Adware Doctor App Store

The developer of Adware Doctor is listed under the name of Yongming Zhang; no website or contact information is provided.

On the plus side, Wardle and Privacy 1st notes that the application actually seems to clear your adware browser; the data collection also seems to have stopped a few days ago.

However, the whole question highlights the risk of assuming that everything is safe on the Mac App Store. Adware Doctor has received more than 6,000 five-star reviews, but security researchers doubt that positive affirmations are real.

Software installed on the Mac App Store can not usually access other applications on your computer.
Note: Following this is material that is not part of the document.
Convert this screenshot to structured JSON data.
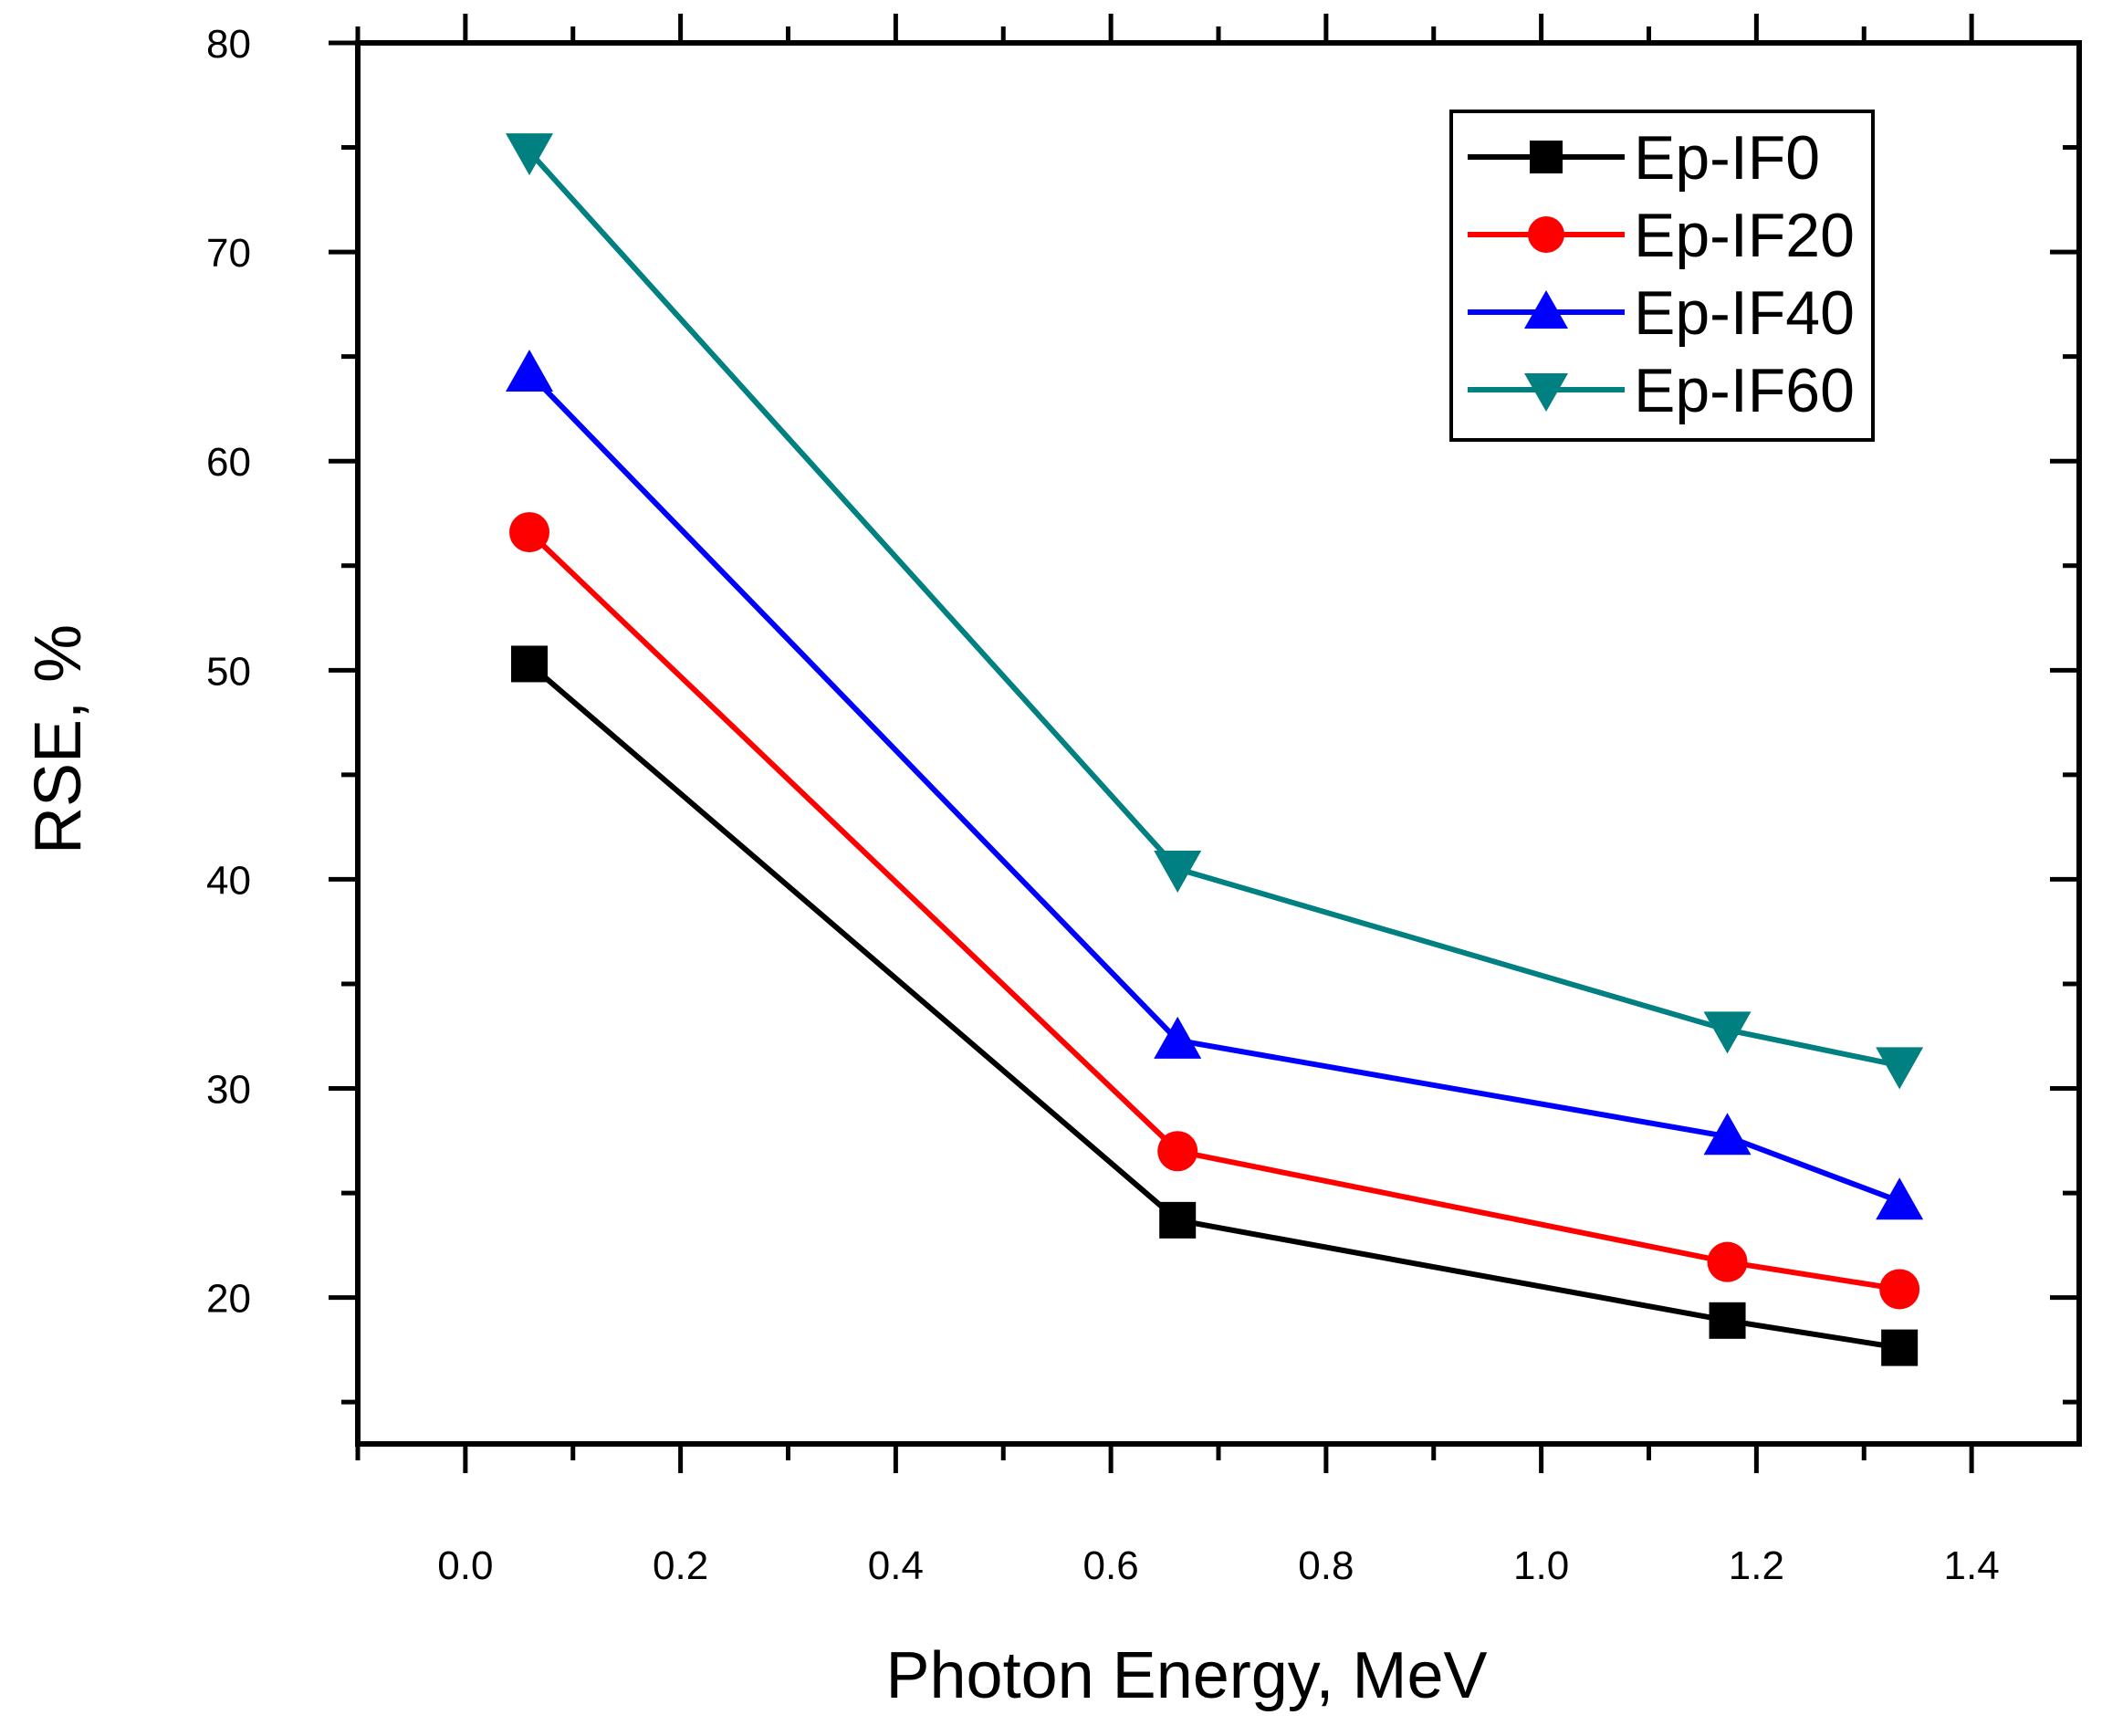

However, Adware Doctor will bypass this restriction by asking the user to access a Mac directory, under the pretext of having to scan your computer for adware and malware. As a result, the application can bypass the sandbox protections built into macOS.

"At no time, Adware Doctor has asked to extract the history of your browser and its access to this very private data is clearly based on the fact of deceiving the user", wrote the researchers.

Apple told PCMag that MacOS Mojave, scheduled for the fall, will include a new privacy protection that will prevent rebel applications from pulling Safari browser logs. This protection will be in place even when a user grants access to the application to the base directory of the computer. However, Apple has not commented on what it would do to prevent other spy-like applications from infiltrating the App Store.